Challenger Limited
- Company type: Public
- Traded as: ASX: CGF; S&P/ASX 200 component; S&P/ASX 300 component;
- Industry: Financial services
- Founded: 1985; 40 years ago
- Founders: Bill Ireland;
- Headquarters: Sydney, New South Wales, Australia
- Key people: Duncan West (Chairman); Nick Hamilton (CEO);
- Products: Annuities; Fund management;
- Net income: A$189.5 million (FY 2024)
- AUM: A$127 billion (June 2024)
- Total assets: A$33.41 billion (FY 2024)
- Total equity: A$3.89 billion (FY 2024)
- Number of employees: 676 (2024)
- Website: challenger.com.au

= Challenger (company) =

Australian investment management firm

Challenger Limited (Challenger) is an Australian investment management company. It is publicly traded on the Australian Securities Exchange and is a constituent member of the S&P/ASX 200 and S&P/ASX 300 indices. It is largest provider of annuities in Australia.

== Background ==
Challenger was founded in 1985 by Bill Ireland who was previously a stockbroker and an art gallery owner. Originally, Challenger was established as a hotel management business.

Challenger held its initial public offering on the Australian Securities Exchange 10 days before Black Monday in 1987. Afterwards Ireland changed the direction of the company to focus on financial services.

In 1998, Kerry Packer and his son James Packer became investors of Challenger by acquiring a significant stake in the company through Consolidated Press Holdings. This helped fund Challenger's move into the annuities business as well as other investment management fields.

In 2002, Challenger acquired Credit Suisse First Boston's private-client broking business.

In 2003, Challenger merged with Packer's CPH Investment Corp to form a company worth A$1 billion. Ireland would eventually leave Challenger in the same year.

In 2009, Packer's Consolidated Press Holdings sold all of its ownership in Challenger which ended ties between the two.

In early 2021, Challenger acquired a banking unit named MyLife MyFinance from superannuation fund Catholic Super.
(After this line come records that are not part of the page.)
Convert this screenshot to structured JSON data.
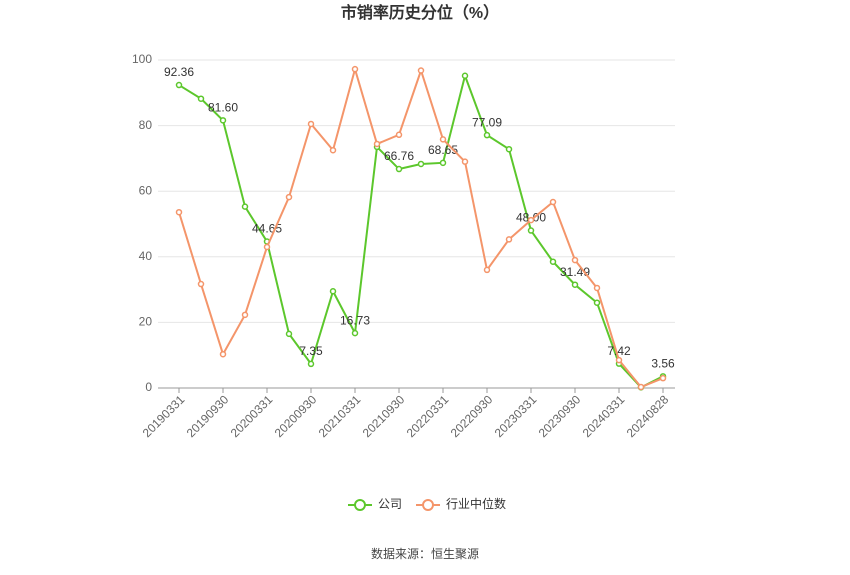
{
  "chart_data": {
    "type": "line",
    "title": "市销率历史分位（%）",
    "categories": [
      "20190331",
      null,
      "20190930",
      null,
      "20200331",
      null,
      "20200930",
      null,
      "20210331",
      null,
      "20210930",
      null,
      "20220331",
      null,
      "20220930",
      null,
      "20230331",
      null,
      "20230930",
      null,
      "20240331",
      null,
      "20240828"
    ],
    "series": [
      {
        "name": "公司",
        "color": "#5cc72c",
        "values": [
          92.36,
          88.2,
          81.6,
          55.3,
          44.65,
          16.5,
          7.35,
          29.5,
          16.73,
          73.5,
          66.76,
          68.3,
          68.65,
          95.2,
          77.09,
          72.8,
          48.0,
          38.5,
          31.49,
          26.0,
          7.42,
          0.2,
          3.56
        ],
        "value_labels": [
          "92.36",
          null,
          "81.60",
          null,
          "44.65",
          null,
          "7.35",
          null,
          "16.73",
          null,
          "66.76",
          null,
          "68.65",
          null,
          "77.09",
          null,
          "48.00",
          null,
          "31.49",
          null,
          "7.42",
          null,
          "3.56"
        ]
      },
      {
        "name": "行业中位数",
        "color": "#f4956a",
        "values": [
          53.6,
          31.7,
          10.3,
          22.3,
          43.0,
          58.2,
          80.5,
          72.5,
          97.2,
          74.4,
          77.2,
          96.8,
          75.8,
          69.0,
          36.0,
          45.3,
          51.2,
          56.7,
          39.0,
          30.5,
          8.5,
          0.3,
          3.0
        ]
      }
    ],
    "ylim": [
      0,
      100
    ],
    "yticks": [
      0,
      20,
      40,
      60,
      80,
      100
    ],
    "grid": true,
    "source": "数据来源：恒生聚源"
  }
}
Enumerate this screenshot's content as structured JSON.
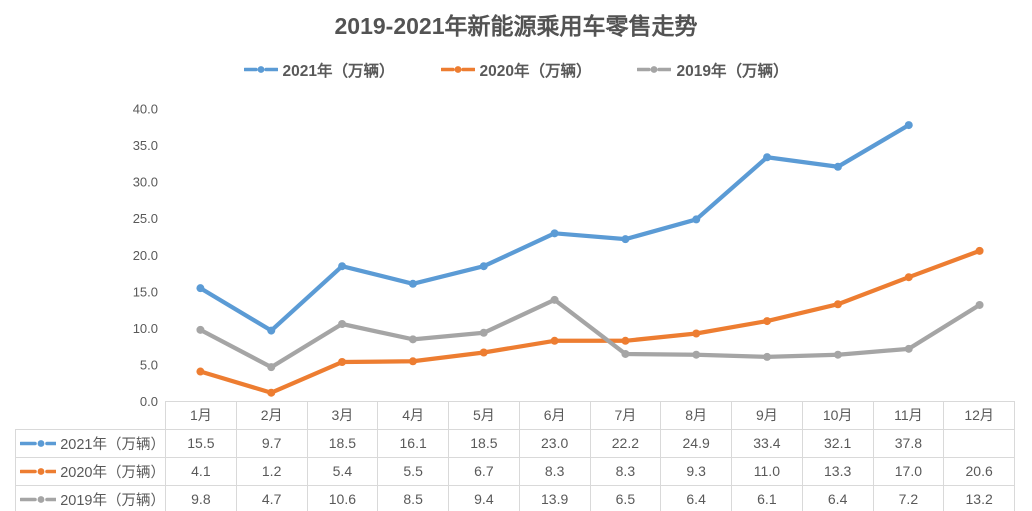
{
  "title": "2019-2021年新能源乘用车零售走势",
  "colors": {
    "series_blue": "#5B9BD5",
    "series_orange": "#ED7D31",
    "series_gray": "#A5A5A5",
    "title_text": "#535353",
    "body_text": "#595959",
    "table_border": "#D9D9D9"
  },
  "legend": [
    {
      "label": "2021年（万辆）",
      "color": "#5B9BD5"
    },
    {
      "label": "2020年（万辆）",
      "color": "#ED7D31"
    },
    {
      "label": "2019年（万辆）",
      "color": "#A5A5A5"
    }
  ],
  "chart_data": {
    "type": "line",
    "title": "2019-2021年新能源乘用车零售走势",
    "categories": [
      "1月",
      "2月",
      "3月",
      "4月",
      "5月",
      "6月",
      "7月",
      "8月",
      "9月",
      "10月",
      "11月",
      "12月"
    ],
    "series": [
      {
        "name": "2021年（万辆）",
        "color": "#5B9BD5",
        "values": [
          15.5,
          9.7,
          18.5,
          16.1,
          18.5,
          23.0,
          22.2,
          24.9,
          33.4,
          32.1,
          37.8,
          null
        ]
      },
      {
        "name": "2020年（万辆）",
        "color": "#ED7D31",
        "values": [
          4.1,
          1.2,
          5.4,
          5.5,
          6.7,
          8.3,
          8.3,
          9.3,
          11.0,
          13.3,
          17.0,
          20.6
        ]
      },
      {
        "name": "2019年（万辆）",
        "color": "#A5A5A5",
        "values": [
          9.8,
          4.7,
          10.6,
          8.5,
          9.4,
          13.9,
          6.5,
          6.4,
          6.1,
          6.4,
          7.2,
          13.2
        ]
      }
    ],
    "xlabel": "",
    "ylabel": "",
    "ylim": [
      0,
      40
    ],
    "yticks": [
      "0.0",
      "5.0",
      "10.0",
      "15.0",
      "20.0",
      "25.0",
      "30.0",
      "35.0",
      "40.0"
    ],
    "grid": false,
    "legend_position": "top",
    "marker": "circle",
    "data_table": true
  }
}
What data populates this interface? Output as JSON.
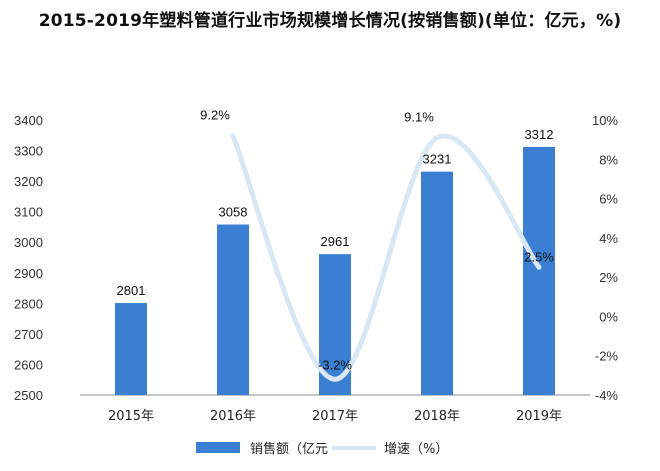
{
  "title": "2015-2019年塑料管道行业市场规模增长情况(按销售额)(单位：亿元，%)",
  "colors": {
    "bar": "#3b7fd3",
    "line": "#d9e6f3",
    "axis": "#8c8c8c"
  },
  "chart_data": {
    "type": "bar",
    "categories": [
      "2015年",
      "2016年",
      "2017年",
      "2018年",
      "2019年"
    ],
    "series": [
      {
        "name": "销售额（亿元",
        "type": "bar",
        "axis": "left",
        "values": [
          2801,
          3058,
          2961,
          3231,
          3312
        ],
        "labels": [
          "2801",
          "3058",
          "2961",
          "3231",
          "3312"
        ]
      },
      {
        "name": "增速（%）",
        "type": "line",
        "axis": "right",
        "smooth": true,
        "values": [
          null,
          9.2,
          -3.2,
          9.1,
          2.5
        ],
        "labels": [
          "",
          "9.2%",
          "-3.2%",
          "9.1%",
          "2.5%"
        ]
      }
    ],
    "y_left": {
      "min": 2500,
      "max": 3400,
      "step": 100,
      "ticks": [
        "2500",
        "2600",
        "2700",
        "2800",
        "2900",
        "3000",
        "3100",
        "3200",
        "3300",
        "3400"
      ]
    },
    "y_right": {
      "min": -4,
      "max": 10,
      "step": 2,
      "ticks": [
        "-4%",
        "-2%",
        "0%",
        "2%",
        "4%",
        "6%",
        "8%",
        "10%"
      ]
    },
    "grid": false,
    "legend_position": "bottom"
  }
}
In May 2024, the unit renamed to Challenger bank was sold to Heartland Bank.

In July 2021, Apollo Global Management via its insurance affiliate Athene acquired an 18% equity stake in Challenger. In September 2024, Apollo sold half of its stake in Challenger.

In October 2023, Challenger signed its first sponsorship deal in Australian sports where it would sponsor the PGA Tour of Australasia.